15. Unwillingness to accept known adverse events of latanoprost such as eyelid and/or iris
pigmentation, eyelash growth, etc.
16. History of macular edema, including cystoid macular edema, or current or recent (6
months) uveitis.
17. Planned intraocular surgery in either eye during study participation
Systemic:
18. Clinically significant abnormalities (as determined by the treating physician) in
laboratory tests at screening.
19. Known hypersensitivity or systemic contraindication to latanoprost or components of
study medication.
20. Clinically significant systemic disease (e.g., myasthenia gravis, hepatic, renal,
endocrine or cardiovascular disorders), which might interfere with the study.
21. Participation in any investigational study within 30 days prior to baseline.
22. Changes of systemic medication that could have a substantial effect on IOP within 30
days prior to screening, or anticipated during the study.

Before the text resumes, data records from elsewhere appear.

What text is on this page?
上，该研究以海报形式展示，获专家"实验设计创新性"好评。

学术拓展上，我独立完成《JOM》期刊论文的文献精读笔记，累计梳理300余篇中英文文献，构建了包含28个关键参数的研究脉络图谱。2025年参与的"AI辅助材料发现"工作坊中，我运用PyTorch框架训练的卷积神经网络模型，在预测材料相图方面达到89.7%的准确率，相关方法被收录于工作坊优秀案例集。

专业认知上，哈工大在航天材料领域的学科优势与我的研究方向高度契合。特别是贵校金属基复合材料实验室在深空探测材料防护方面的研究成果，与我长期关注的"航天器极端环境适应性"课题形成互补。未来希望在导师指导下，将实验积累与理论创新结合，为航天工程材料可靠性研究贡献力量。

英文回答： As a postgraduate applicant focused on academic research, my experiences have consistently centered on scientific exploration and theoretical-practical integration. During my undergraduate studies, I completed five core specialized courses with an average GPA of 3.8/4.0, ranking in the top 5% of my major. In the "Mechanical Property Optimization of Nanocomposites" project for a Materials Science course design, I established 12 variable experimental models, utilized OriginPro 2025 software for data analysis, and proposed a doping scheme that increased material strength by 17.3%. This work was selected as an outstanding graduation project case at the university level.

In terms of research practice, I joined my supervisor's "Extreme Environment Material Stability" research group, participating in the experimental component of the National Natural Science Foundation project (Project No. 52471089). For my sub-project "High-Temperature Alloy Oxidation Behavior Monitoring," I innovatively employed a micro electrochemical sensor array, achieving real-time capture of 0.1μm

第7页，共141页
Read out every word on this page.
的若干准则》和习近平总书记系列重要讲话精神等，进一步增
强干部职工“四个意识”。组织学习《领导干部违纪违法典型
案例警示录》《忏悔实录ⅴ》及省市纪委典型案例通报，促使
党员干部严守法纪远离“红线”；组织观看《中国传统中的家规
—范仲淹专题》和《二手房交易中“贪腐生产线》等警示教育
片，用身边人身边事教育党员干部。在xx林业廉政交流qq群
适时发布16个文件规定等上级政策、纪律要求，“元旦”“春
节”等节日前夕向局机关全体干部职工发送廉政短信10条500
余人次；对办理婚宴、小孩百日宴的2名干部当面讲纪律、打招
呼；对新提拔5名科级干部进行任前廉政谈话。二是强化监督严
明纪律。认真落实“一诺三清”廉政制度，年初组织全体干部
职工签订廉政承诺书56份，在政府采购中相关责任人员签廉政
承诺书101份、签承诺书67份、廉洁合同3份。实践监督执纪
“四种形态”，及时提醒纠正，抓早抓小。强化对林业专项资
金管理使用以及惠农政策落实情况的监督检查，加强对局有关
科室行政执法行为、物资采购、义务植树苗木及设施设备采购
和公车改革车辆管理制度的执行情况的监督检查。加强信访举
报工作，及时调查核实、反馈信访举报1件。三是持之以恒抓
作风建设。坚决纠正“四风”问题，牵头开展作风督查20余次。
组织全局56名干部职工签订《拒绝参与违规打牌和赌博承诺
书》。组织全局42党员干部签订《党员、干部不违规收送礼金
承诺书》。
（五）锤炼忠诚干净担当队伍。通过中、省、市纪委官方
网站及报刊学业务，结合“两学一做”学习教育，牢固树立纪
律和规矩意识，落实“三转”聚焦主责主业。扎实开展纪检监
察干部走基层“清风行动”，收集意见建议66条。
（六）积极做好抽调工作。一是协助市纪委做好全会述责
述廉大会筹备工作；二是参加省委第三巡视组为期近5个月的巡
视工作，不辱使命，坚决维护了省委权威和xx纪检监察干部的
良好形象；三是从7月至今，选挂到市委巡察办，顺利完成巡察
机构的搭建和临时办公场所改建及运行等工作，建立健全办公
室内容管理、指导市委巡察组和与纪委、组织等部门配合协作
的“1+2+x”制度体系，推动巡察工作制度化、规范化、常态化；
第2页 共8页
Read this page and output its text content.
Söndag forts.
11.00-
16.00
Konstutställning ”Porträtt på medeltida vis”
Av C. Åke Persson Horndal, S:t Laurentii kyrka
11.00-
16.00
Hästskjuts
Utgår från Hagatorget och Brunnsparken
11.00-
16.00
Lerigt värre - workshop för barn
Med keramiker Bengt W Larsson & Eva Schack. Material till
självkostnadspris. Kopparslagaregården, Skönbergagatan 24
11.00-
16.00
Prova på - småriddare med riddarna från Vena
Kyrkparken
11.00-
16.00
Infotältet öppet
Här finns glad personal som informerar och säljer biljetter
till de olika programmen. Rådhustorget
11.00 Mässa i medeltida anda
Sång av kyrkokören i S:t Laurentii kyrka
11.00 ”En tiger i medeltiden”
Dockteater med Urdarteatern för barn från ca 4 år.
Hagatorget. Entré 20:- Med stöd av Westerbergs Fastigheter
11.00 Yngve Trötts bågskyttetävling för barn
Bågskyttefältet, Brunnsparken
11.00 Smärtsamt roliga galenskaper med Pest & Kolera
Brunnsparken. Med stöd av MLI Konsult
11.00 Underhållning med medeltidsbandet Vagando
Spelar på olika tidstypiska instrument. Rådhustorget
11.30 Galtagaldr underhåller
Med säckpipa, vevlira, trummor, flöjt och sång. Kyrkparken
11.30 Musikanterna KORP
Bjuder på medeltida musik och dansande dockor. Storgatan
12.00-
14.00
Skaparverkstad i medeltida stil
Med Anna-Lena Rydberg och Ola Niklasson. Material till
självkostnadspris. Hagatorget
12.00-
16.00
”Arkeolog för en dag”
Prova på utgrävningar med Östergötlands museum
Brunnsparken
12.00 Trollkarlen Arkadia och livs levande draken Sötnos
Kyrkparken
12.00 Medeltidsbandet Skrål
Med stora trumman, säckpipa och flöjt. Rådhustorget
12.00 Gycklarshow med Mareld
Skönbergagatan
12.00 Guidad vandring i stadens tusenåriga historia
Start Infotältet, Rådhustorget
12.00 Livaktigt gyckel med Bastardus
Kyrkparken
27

23. Any individual the investigator believes might suffer physical or mental harm by
participating in this trial. Due to the current status of the preclinical safety
program, women of childbearing potential who are pregnant, nursing, planning a
pregnancy, or not using a medically acceptable form of birth control. An adult woman
is considered to be of childbearing potential unless she is one year post-menopausal
or three months post-surgical sterilization. All females of childbearing potential
must have a negative urine pregnancy test result at the Visit 1 examination and must
agree to use an acceptable method of contraception during the study.